The American Academy of Pediatrics (AAP) inadvertently posted information on its website highlighting the corporate influence drug companies have over their governing body.
Late yesterday, Kennedy shared a screenshot he said was from AAP’s website, thanking their four top donors for their generous contributions to the organization’s “Corporate Donors to the AAP Friends of Children’s Fund.”
This is a screenshot from American Academy of Pediatrics’ webpage, thanking the organization’s top corporate donors. These four companies make virtually every vaccine on the CDC recommended childhood vaccine schedule. AAP is angry that CDC has eliminated corporate influence in… pic.twitter.com/WtWe6vnUrw
— Secretary Kennedy (@SecKennedy) August 19, 2025
The AAP’s website lists the top donors in the Presidential Circle of Donations of $50,000 or more as Merck, Moderna, Pfizer, and Sanofi — four of the biggest pharmaceutical companies in the world.
The screenshot directly from the AAP site also details what these four top donors get for their contributions, including an invitation to a Corporate Summit held each summer at the AAP National Headquarters in Itasca, IL.
In other words, these four major pharmaceutical companies are ensured their input at the summit.
The timing of this announcement from the AAP validates the corporate influence Big Pharma was having on an organization that claims to be “dedicated to the health of children” — something RFK, Jr. has been saying for years.
The timing of the AAP is also curious as it follows the pediatric group’s recent recommendation urging that all kids ages 6 months to 23 months get a COVID-19 vaccine.
“These four companies make virtually every vaccine on the CDC-recommended childhood vaccine schedule,” Kennedy wrote.
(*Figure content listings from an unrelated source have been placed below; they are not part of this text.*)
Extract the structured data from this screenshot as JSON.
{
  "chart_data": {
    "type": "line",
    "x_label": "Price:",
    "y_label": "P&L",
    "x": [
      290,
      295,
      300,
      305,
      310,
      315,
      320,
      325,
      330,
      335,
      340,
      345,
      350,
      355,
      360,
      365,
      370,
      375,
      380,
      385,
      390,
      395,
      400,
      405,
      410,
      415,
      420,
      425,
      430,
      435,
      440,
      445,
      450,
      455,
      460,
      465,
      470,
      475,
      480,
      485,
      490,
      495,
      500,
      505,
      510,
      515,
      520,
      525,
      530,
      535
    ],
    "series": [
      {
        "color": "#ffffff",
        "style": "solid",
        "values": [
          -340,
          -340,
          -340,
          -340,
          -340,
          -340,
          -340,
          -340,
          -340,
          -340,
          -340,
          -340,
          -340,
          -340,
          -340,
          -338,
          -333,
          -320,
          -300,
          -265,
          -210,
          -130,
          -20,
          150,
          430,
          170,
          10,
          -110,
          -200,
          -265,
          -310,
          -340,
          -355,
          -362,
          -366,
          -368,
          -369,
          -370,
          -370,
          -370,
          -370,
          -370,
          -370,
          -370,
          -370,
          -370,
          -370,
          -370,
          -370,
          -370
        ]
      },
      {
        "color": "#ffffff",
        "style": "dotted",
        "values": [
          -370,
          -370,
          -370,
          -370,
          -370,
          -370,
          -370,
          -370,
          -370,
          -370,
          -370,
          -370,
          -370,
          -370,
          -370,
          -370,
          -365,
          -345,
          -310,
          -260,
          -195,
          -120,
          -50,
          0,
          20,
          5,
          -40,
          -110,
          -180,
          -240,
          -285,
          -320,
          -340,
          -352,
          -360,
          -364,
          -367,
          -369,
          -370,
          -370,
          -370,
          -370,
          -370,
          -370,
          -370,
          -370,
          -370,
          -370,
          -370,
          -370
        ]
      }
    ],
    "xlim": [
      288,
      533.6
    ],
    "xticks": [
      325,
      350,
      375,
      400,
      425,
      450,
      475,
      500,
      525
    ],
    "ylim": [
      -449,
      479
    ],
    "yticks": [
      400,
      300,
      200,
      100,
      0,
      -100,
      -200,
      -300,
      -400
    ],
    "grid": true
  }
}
“AAP is angry that CDC has eliminated corporate influence in decisions over vaccine recommendations and returned CDC to gold-standard science and evidence-based medicine, laser-focused on children’s health.”
AAP today released its own list of corporate-friendly vaccine recommendations,” he added. “The Trump Administration believes in free speech and AAP has a right to make its case to the American people. But AAP should follow the lead of HHS and disclose conflicts of interest, including its corporate entanglements and those of its journal—Pediatrics—so that Americans may ask whether the AAP’s recommendations reflect public health interest, or are, perhaps, just a pay-to-play scheme to promote commercial ambitions of AAP’s Big Pharma benefactors.”
“AAP should also be candid with doctors and hospitals that recommendations that diverge from the CDC’s official list are not shielded from liability under the 1986 Vaccine Injury Act,” Kennedy continued.
According to Kennedy, the AAP’s recommendation now stands in direct contrast to what the HHS has advised after he announced the removal of the COVID-19 vaccine for healthy children from the Centers for Disease Control and Prevention immunization schedule.